There is a famous anecdote about a meeting between Richler and Saidye Bronfman, the matriarch of the wealthy Bronfman clan that provided the model for the Gurskys. The incident took place in 1976, at the film premiere of The Apprenticeship of Duddy Kravitz, some years before Richler began work on Solomon Gursky Was Here. Reportedly, Ms. Bronfman approached Richler and remarked that he had “come a long way for a boy from St. Urbain Street,” to which Richler replied that Ms. Bronfman had “come a long way for a bootlegger’s wife.” Besides being funny, the exchange is telling. It’s doubtful, after all, that even while daydreaming at Baron Byng High Richler could have conceived of the extent of his eventual fame and acceptance. Similarly—if the description in Solomon Gursky can be taken as authentic—when her bootlegging relatives were straining moonshine through loaves of rye bread it is unlikely that Ms. Bronfman could have imagined the scope of her family’s future wealth and prestige. The same, albeit on a less glamorous level, could be said for most of the Jews of St. Urbain Street. The intervening years between Duddy Kravitz and Solomon Gursky had been good to them. They had abandoned their cold-water flats for the suburbs and the conveniences of modern plumbing. They had integrated themselves into the larger society, which is another way of saying that the larger society, to its credit, had evolved. Despite a less than impeccable record, Canada had become a more tolerant and hospitable place. Richler, self-appointed chronicler of the Montreal Jewish experience, could not ignore these facts. Their confluence created an atmosphere in which a book like Solomon Gursky Was Here could be written and published to wide acclaim. And though Richler satirizes everything under the northern sun and gleefully subverts all the sober Canadian literary conventions (the harsh life on the prairie, the perils of the high Arctic), the result is his most ambitious and most Canadian book.

“Gerald Murphy got it wrong—living twice, maybe three times, is the best revenge.”
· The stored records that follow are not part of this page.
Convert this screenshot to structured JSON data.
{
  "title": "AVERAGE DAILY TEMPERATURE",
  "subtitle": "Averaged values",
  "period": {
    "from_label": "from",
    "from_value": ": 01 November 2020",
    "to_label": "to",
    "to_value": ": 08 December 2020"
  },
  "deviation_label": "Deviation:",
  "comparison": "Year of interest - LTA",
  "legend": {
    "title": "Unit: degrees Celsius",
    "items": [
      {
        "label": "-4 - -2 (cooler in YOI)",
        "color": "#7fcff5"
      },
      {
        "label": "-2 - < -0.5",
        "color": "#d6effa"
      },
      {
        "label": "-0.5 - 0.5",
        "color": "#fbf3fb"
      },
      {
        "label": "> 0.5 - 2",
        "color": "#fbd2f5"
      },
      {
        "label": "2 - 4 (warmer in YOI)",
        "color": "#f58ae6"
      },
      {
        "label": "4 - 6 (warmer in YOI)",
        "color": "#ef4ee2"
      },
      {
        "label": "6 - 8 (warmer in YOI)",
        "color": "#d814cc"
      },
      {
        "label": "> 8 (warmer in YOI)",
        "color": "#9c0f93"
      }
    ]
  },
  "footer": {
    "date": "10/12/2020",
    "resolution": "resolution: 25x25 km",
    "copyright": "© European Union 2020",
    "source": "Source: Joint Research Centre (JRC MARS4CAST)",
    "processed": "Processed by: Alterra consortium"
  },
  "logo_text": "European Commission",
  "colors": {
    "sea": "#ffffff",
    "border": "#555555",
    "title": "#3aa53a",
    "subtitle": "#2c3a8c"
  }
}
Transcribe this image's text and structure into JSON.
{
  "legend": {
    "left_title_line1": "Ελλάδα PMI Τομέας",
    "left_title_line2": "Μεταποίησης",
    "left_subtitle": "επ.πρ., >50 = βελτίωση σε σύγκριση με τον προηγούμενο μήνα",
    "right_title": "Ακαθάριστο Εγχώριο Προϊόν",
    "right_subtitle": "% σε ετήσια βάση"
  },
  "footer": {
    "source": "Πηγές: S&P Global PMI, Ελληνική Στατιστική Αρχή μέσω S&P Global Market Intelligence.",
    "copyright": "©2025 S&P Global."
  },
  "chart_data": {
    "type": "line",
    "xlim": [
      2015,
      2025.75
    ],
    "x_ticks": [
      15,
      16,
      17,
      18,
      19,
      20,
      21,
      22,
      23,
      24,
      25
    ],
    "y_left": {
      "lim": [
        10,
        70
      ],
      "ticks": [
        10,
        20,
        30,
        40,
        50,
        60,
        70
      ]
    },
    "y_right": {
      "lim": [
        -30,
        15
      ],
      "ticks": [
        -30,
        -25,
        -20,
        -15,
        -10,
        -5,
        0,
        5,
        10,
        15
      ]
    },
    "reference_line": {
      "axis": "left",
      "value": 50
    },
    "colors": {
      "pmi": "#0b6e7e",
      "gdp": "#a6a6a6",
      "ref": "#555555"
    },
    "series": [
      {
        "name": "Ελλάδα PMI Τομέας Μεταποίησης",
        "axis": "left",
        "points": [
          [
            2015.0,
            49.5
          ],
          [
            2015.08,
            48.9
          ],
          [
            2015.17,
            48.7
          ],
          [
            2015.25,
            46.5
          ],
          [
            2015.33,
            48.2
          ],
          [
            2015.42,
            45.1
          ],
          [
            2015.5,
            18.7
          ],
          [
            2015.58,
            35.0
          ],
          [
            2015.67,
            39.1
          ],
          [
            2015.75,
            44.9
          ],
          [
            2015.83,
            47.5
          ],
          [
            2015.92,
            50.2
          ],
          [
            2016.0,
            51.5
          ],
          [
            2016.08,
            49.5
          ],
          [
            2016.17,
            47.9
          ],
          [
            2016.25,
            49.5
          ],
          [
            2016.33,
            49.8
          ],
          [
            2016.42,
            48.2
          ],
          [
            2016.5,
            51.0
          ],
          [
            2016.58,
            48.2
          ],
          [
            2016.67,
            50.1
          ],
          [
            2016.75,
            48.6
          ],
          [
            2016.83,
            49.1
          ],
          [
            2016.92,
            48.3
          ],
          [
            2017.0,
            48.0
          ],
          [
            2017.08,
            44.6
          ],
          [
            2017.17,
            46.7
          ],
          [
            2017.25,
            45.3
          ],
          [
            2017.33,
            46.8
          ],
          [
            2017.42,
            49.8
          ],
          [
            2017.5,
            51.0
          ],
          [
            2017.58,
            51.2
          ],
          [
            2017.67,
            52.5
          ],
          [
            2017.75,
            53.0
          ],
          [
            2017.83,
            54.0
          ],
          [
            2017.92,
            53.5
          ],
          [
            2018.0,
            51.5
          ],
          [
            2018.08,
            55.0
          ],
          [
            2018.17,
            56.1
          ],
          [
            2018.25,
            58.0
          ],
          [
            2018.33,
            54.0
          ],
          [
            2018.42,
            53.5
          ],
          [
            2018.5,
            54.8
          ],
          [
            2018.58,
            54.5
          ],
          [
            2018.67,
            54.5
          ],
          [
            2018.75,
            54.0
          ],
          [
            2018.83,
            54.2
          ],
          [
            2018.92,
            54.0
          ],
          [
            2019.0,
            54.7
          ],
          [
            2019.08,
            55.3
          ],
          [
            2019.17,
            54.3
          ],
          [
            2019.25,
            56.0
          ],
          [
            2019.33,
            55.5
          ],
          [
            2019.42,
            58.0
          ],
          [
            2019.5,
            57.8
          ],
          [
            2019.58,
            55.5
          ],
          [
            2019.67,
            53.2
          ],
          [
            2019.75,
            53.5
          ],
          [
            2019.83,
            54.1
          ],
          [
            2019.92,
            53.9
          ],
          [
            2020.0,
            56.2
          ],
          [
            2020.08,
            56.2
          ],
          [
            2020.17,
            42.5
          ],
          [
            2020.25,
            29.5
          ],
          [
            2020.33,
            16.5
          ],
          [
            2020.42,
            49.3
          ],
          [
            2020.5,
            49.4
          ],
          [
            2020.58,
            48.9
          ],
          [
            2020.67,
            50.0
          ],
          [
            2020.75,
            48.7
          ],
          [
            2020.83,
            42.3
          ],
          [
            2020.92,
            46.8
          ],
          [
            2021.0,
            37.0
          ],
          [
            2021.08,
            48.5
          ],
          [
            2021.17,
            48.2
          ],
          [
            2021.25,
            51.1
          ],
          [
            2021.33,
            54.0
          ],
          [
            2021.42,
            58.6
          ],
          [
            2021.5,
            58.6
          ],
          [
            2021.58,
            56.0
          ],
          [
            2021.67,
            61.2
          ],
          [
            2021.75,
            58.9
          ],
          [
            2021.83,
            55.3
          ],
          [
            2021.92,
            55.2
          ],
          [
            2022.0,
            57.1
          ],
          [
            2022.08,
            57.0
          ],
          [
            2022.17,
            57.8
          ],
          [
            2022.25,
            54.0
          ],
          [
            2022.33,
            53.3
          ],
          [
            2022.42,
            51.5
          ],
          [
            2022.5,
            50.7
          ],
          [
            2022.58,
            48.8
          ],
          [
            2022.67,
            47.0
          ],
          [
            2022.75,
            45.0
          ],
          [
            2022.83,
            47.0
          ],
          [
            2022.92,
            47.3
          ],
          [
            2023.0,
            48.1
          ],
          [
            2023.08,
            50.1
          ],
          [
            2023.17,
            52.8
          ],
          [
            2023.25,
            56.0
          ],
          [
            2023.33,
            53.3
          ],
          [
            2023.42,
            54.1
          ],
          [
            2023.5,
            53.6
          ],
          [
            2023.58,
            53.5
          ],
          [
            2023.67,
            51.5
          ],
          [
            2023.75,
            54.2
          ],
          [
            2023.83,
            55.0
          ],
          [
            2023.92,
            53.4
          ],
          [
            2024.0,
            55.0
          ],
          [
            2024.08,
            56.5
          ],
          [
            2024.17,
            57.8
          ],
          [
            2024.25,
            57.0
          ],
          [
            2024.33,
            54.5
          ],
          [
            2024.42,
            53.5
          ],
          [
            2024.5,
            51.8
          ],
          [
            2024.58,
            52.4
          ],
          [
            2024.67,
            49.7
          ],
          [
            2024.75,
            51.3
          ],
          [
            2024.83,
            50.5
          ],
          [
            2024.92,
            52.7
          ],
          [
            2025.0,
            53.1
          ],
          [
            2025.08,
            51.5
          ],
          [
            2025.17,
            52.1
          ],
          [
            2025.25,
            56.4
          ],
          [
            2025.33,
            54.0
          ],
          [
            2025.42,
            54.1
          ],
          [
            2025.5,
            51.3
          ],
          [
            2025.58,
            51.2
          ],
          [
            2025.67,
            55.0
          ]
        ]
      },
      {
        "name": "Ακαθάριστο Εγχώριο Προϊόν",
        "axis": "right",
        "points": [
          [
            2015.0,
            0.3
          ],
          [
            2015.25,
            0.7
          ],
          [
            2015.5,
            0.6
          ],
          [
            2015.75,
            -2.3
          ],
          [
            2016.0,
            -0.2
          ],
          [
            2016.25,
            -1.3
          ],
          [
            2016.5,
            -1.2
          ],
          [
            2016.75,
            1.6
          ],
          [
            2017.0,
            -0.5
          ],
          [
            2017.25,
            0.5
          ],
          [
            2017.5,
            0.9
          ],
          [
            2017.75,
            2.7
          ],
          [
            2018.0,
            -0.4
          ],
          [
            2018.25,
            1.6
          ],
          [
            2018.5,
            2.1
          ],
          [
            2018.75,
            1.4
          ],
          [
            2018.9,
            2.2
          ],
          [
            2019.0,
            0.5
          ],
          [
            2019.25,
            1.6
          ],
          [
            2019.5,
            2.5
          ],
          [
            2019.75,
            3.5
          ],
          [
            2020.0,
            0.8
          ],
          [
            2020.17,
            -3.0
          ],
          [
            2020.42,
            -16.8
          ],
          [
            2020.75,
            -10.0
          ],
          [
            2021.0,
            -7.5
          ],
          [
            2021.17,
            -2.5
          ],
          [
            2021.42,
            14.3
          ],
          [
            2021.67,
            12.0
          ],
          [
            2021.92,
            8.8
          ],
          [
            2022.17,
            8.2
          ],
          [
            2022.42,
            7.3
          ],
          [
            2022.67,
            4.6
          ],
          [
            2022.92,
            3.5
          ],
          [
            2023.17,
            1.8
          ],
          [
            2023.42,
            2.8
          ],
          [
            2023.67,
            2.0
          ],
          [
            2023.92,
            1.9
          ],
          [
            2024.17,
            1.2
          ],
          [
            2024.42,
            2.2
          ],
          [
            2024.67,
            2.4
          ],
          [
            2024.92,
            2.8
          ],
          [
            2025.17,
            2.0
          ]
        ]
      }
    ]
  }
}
Solomon Gursky in conversation with Tim Callaghan

“Cyril once observed that the only reason for writing was to create a masterpiece. But if you haven’t got it in you to make a great work of art there is another option—you can become one.”

Sir Hyman Kaplansky,
as quoted in The Diaries of Lady Dorothy Ogilvie-Hunt

One

One

One morning—during the record cold spell of 1851—a big menacing black bird, the likes of which had never been seen before, soared over the crude mill town of Magog, swooping low again and again. Luther Hollis brought down the bird with his Springfield. Then the men saw a team of twelve yapping dogs emerging out of the wind and swirling snows of the frozen Lake Memphremagog. The dogs were pulling a long, heavily laden sled at the stem of which stood Ephraim Gursky, a small fierce hooded man cracking a whip. Ephraim pulled close to the shore and began to trudge up and down, searching the skies, an inhuman call, some sort of sad clacking noise, at once abandoned yet charged with hope, coming from the back of his throat.